In the theoretical part of the master thesis, we focused on computational thinking skills. First, we analyzed how different researchers and computer science didactics define computational thinking. More extensively, we presented a model of computational thinking that includes three key dimensions. It was developed by examining Scratch workshops and activities in the online Scratch community by Brennan in Resnick. By analyzing Scratch projects, they found that students learn computer concepts: sequences, loops, events, parallelism, conditionals, operators, and data. In addition to concepts, they also presented the other two dimensions - computational thinking practice and perspective. Practice is demonstrated through the development of Scratch projects, which includes testing and debugging, reusing and remixing, being incremental and iterative, and abstracting and modularizing. The computational thinking perspective manifests through the metacognitive qualities of individuals developing projects in the Scratch community, expressing their creative ideas, feeling connected to the community, and allowing themselves to ask questions relevant to solving computational problems.
In the empirical part, we prepared activities that introduced students, from selected high school, to the basics of the Scratch 3.0 visual programming language.
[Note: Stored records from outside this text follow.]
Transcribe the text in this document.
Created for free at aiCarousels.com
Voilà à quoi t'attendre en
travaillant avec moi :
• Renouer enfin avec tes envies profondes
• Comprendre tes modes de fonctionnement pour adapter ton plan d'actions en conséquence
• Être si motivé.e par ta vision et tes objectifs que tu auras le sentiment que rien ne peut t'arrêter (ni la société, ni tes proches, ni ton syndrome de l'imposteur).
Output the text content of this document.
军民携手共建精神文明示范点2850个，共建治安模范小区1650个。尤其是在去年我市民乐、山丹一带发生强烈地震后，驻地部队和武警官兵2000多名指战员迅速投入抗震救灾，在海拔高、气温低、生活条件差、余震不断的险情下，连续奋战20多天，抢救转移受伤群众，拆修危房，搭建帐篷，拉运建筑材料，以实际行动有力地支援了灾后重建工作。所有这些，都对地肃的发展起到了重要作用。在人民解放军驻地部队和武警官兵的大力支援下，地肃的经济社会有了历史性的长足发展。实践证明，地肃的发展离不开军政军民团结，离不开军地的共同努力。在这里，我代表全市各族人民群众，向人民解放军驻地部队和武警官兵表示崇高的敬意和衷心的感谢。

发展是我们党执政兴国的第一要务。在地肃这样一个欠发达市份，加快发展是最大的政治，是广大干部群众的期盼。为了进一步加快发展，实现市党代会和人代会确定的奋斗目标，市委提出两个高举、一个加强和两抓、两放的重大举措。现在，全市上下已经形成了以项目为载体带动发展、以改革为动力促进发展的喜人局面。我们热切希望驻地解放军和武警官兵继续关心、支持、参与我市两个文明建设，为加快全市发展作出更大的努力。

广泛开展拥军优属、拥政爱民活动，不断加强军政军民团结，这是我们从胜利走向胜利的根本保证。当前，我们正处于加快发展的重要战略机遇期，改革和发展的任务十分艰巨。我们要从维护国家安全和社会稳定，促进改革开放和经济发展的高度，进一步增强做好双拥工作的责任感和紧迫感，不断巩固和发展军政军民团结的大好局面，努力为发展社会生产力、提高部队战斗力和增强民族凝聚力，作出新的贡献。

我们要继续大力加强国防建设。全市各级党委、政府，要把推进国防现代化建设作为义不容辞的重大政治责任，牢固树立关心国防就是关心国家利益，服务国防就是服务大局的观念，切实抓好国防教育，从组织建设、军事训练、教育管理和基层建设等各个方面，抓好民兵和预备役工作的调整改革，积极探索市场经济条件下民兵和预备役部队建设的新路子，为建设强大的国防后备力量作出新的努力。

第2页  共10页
They had the task of creating an Escape Room in Scratch. We then analyzed their projects first quantitatively using the free online analytical tool Dr. Scratch and then qualitatively by analyzing the code of the projects. To measure understanding of the computational thinking concepts adopted, we also used the computational thinking test. This gave us insight into the stage of students’ computational thinking that they learned through project-based learning in Scratch.
We also tested the assumption that understanding of computational thinking concepts differs by age. We compared the results of the analyzed projects of the high school students aged 15 to 16 with the results of analyzed projects of students aged 10 to 12 who had attended the Scratch Escape summer workshop.